Naar inhoud springen

Veelhoek

Uit Wikipedia, de vrije encyclopedie

Een veelhoek of polygoon (van het Oudgriekse πολυγώνιον, polygṓnionveelhoek, samengesteld uit: πολύς, polýs, veel en γωνία gōnía, hoek) is een meetkundige figuur in een plat vlak, gevormd door een gesloten keten van een eindig aantal lijnstukken.

Het equivalent van een veelhoek in drie dimensies heet een veelvlak.
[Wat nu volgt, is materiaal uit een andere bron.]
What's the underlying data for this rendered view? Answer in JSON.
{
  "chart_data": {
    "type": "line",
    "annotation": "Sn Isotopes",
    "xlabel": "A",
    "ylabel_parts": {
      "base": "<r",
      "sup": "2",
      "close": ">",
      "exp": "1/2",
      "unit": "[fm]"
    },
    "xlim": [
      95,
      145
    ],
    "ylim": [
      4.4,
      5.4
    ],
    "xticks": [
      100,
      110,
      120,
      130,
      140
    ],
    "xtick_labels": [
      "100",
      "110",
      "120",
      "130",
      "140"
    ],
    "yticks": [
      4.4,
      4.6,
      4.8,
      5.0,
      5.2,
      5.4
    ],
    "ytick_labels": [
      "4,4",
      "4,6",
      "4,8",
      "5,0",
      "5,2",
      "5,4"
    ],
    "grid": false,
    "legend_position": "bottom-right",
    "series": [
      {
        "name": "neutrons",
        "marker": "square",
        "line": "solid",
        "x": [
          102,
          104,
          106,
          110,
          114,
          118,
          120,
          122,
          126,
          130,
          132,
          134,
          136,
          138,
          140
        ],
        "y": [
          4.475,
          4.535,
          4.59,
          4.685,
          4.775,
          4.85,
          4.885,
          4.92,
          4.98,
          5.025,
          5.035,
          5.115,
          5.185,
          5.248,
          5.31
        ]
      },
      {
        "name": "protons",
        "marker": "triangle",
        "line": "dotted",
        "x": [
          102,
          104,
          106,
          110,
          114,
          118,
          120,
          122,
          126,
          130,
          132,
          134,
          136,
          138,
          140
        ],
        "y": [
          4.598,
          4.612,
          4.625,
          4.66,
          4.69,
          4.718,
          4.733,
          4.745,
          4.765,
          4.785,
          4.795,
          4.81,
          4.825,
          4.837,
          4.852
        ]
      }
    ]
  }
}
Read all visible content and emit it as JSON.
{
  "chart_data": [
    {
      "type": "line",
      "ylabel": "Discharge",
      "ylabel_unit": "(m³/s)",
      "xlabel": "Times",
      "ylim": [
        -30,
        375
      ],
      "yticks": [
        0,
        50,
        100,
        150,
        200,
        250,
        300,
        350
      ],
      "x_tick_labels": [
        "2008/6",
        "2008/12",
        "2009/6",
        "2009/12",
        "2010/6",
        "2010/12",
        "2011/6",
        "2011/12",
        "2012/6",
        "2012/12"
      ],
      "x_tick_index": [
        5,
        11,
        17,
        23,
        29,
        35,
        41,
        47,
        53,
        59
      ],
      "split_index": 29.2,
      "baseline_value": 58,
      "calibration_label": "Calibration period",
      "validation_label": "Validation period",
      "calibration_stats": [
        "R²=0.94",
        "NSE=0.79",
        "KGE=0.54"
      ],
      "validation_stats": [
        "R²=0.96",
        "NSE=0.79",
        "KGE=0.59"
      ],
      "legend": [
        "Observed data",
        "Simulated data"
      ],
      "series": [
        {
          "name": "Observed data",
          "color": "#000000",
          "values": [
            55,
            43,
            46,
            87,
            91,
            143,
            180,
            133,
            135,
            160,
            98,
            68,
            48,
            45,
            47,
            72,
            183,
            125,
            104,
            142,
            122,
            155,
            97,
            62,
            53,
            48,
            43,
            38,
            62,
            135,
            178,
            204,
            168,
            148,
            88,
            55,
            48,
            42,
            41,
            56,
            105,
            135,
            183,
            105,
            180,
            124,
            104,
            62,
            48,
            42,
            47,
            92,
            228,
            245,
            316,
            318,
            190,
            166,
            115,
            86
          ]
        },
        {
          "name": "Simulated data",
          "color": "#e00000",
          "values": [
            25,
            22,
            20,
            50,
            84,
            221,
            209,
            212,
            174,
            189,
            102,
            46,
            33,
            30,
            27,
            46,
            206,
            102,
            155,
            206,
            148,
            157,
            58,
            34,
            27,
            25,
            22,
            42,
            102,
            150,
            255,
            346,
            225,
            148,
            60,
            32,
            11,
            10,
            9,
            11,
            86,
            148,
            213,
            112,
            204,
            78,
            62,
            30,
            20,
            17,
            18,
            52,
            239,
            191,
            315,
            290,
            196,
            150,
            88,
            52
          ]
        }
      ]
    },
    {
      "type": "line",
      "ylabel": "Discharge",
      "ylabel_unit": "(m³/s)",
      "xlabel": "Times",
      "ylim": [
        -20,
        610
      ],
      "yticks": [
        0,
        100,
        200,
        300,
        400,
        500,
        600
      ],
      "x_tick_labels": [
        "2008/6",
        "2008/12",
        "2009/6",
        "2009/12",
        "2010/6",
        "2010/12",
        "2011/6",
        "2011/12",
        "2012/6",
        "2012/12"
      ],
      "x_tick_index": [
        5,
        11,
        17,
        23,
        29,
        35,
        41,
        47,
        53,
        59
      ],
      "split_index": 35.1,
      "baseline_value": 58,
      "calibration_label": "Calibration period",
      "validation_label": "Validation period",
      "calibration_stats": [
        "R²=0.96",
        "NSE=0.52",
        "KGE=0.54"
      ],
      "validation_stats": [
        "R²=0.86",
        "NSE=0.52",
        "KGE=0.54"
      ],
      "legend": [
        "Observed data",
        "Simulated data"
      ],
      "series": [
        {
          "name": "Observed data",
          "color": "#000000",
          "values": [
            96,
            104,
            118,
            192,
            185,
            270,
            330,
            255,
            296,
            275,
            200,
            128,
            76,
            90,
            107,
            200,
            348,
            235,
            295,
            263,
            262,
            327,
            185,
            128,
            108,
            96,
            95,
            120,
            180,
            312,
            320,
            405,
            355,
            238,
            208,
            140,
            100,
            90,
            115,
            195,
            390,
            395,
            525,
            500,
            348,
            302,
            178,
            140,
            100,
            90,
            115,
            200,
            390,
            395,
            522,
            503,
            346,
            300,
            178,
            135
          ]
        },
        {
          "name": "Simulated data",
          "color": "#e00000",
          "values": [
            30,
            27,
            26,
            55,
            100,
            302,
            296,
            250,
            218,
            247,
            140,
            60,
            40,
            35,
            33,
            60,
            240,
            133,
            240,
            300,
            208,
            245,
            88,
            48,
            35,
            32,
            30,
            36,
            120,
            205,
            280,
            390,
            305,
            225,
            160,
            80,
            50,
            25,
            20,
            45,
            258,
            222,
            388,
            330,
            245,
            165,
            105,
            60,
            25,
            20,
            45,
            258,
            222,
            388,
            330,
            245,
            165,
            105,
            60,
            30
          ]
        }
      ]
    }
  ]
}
Een veelhoek is een cyclus van hoekpunten met de verbindende lijnstukken tussen twee opeenvolgende hoekpunten in de cyclus. Daarbij duidt het woord cyclus aan dat bijvoorbeeld de vierhoek ABCD dezelfde is als de vierhoek BCDA, en ook de omgekeerde volgorde DCBA dezelfde vierhoek beschrijft. De verbindende lijnstukken worden de zijden van de veelhoek genoemd. In het voorbeeld zijn dat de zijden AB, BC, CD en DA. Elke veelhoek heeft evenveel hoekpunten als zijden. De zijden, gecombineerd met een richting van het doorlopen ervan, vormen een vrije lus. Een hoekpunt met een gestrekte hoek heeft geen invloed op de vrije lus.

Een regelmatige veelhoek is gedefinieerd als een veelhoek waarvan alle zijden even lang zijn en alle hoeken even groot. Een voorbeeld is het vierkant.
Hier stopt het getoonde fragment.